There is a river on which the craft of my existence flowed. And that river was the stream of life. I was a swimmer in it, delighting in its movements, and a kin to all the creatures in it, loved and loving, creating and forming worlds and beings; at one with Creator and creation. Even now my heart leaps at the remembering. My emotions start to sing once more the anthem of our song.

Do you remember too? You and I, in the river that flowed into things? And we became involved in playing, involved in the body of things. The current was strong and we didn’t fight it. We were curious to know each other in the flesh. We knew then with the infinite knowing that was natural to us, that even if we became immersed in the creations of time and space, we would emerge again.

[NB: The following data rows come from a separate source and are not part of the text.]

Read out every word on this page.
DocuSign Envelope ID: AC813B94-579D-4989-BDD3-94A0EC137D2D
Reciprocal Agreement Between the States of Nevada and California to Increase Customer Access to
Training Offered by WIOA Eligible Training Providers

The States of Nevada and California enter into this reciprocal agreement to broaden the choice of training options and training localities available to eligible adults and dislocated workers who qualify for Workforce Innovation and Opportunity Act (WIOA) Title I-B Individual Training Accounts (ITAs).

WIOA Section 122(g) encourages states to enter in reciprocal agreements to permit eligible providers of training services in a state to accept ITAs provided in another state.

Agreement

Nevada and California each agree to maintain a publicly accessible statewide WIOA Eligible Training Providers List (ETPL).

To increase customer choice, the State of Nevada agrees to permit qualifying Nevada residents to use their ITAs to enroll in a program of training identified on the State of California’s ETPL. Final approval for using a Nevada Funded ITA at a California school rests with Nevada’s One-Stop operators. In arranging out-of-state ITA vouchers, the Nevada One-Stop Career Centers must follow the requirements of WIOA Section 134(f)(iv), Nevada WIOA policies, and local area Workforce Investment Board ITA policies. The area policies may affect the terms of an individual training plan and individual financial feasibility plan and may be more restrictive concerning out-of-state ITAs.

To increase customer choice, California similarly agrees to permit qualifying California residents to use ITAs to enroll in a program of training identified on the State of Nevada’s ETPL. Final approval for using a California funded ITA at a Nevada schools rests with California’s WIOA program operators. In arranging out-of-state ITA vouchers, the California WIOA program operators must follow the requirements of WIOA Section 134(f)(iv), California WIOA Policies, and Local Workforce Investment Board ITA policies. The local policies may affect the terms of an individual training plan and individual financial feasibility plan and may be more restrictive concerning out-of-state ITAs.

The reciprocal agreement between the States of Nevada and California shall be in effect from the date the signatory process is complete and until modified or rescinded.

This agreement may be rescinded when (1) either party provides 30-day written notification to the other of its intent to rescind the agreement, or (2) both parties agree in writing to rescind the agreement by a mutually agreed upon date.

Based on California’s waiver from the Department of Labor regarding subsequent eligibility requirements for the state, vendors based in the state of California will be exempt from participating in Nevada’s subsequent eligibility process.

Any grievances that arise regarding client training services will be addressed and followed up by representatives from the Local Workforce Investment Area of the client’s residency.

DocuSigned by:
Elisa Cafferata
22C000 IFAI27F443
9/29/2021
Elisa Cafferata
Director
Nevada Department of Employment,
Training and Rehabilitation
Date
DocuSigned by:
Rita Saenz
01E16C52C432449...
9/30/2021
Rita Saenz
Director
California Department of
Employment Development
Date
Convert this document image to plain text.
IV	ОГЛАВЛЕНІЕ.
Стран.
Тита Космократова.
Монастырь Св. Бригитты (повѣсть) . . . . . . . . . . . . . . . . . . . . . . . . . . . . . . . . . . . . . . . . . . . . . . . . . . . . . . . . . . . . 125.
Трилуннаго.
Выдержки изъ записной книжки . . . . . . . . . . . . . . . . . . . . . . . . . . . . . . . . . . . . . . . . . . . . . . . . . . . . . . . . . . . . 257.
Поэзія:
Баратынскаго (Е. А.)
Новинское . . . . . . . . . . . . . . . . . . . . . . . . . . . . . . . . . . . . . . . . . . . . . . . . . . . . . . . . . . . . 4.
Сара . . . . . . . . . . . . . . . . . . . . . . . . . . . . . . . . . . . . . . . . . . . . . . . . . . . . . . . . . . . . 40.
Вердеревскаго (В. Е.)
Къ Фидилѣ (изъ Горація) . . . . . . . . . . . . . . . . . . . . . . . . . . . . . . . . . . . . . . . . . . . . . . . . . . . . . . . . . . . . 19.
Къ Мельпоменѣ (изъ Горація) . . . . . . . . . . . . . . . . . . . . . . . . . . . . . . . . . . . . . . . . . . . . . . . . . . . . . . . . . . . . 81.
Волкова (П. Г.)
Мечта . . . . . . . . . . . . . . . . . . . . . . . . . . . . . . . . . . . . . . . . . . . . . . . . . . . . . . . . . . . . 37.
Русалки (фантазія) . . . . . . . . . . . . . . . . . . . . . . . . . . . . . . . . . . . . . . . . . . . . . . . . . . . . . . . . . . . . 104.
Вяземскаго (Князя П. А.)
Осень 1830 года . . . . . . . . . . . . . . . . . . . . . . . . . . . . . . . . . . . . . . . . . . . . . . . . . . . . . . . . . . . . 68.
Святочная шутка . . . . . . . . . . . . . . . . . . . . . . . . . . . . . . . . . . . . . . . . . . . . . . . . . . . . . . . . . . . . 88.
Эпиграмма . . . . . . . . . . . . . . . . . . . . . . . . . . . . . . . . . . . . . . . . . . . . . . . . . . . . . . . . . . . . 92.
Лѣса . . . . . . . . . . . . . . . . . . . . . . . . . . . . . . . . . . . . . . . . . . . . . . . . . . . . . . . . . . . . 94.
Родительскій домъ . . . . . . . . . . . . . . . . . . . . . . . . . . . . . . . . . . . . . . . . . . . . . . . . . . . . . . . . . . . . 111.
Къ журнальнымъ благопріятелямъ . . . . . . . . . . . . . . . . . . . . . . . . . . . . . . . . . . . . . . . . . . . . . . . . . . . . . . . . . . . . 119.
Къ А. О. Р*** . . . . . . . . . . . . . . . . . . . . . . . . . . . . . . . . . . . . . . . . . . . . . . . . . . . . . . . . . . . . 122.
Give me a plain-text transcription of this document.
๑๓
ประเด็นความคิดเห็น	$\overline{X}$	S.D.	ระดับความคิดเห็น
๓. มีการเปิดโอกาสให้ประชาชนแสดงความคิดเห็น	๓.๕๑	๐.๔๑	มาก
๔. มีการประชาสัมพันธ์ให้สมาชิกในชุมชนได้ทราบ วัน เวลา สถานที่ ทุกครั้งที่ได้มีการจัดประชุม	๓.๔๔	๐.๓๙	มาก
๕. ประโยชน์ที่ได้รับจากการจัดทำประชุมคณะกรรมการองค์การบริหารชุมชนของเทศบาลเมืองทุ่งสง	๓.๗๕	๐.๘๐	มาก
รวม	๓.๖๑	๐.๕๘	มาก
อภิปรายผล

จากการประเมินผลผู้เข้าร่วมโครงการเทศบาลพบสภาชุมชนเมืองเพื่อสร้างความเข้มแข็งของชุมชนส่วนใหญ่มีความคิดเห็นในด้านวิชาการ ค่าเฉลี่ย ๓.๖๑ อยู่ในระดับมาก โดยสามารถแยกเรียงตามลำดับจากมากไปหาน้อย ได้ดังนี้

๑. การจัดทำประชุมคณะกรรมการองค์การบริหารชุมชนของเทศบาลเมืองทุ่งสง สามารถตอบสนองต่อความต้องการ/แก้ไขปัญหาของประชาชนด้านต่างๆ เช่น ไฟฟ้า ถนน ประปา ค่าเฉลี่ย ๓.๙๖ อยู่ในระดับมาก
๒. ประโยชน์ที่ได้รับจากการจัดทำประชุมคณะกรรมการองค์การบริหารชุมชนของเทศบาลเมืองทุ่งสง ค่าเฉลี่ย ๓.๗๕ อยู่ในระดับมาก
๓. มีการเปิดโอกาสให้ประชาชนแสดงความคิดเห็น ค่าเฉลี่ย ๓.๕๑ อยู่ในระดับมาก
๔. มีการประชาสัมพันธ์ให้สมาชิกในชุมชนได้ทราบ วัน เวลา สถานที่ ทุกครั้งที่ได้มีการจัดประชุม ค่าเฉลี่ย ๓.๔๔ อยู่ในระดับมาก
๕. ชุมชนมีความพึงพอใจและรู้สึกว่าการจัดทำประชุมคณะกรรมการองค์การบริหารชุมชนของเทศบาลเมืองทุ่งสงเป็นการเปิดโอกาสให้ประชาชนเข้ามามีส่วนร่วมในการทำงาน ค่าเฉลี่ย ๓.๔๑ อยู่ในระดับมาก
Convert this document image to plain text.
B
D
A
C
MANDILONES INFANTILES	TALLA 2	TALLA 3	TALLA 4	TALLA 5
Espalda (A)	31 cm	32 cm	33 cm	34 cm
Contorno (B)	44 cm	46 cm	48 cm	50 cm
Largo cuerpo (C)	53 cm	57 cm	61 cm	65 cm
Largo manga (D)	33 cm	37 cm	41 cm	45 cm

Time and eternity – another paradox. Time gives us beginnings and ends. It brings duration, distance through the sequence of events, and from that partings and meetings, togetherness and loss. And eternity has no beginning and no end. In it there can be no duration and no loss. Time is a gap in eternity. Time enables us to play the extraordinary game of meeting, when there was no real separation; endings when there were never really any beginnings; the experience of death that is really a birth.

So here I am, sharing with you the strange paradox of time and eternity. Here I am, sometimes feeling distant from you when there can never be any real separation. Here we are, experiencing the strange wonder of love between a man and a woman, yet knowing in our essence we are forever merged in bliss.

Here I am, existing without body, without family ties. Yet I am still living the life of someone in this century. Without love I am nothing. Love is the key, and many peoples life is like a prison when they lack it. But without form I have access to everyones life. I can enter into your being, or into that of your children. When I meet you in this way you are all wonderful, shining from your core. Your struggle is unique and I love you and take you into myself. I exist out of each of you. I do not have an existence outside of you. I came into being out of countless lives that cannot be called my own. I am the fire of life in its many forms. I do not organise life, I am life. I am totally out of control. I have no security, only an awareness of each moment, life living and dying each moment, constantly, forever.

Yes, here we are sharing this long yet timeless odyssey.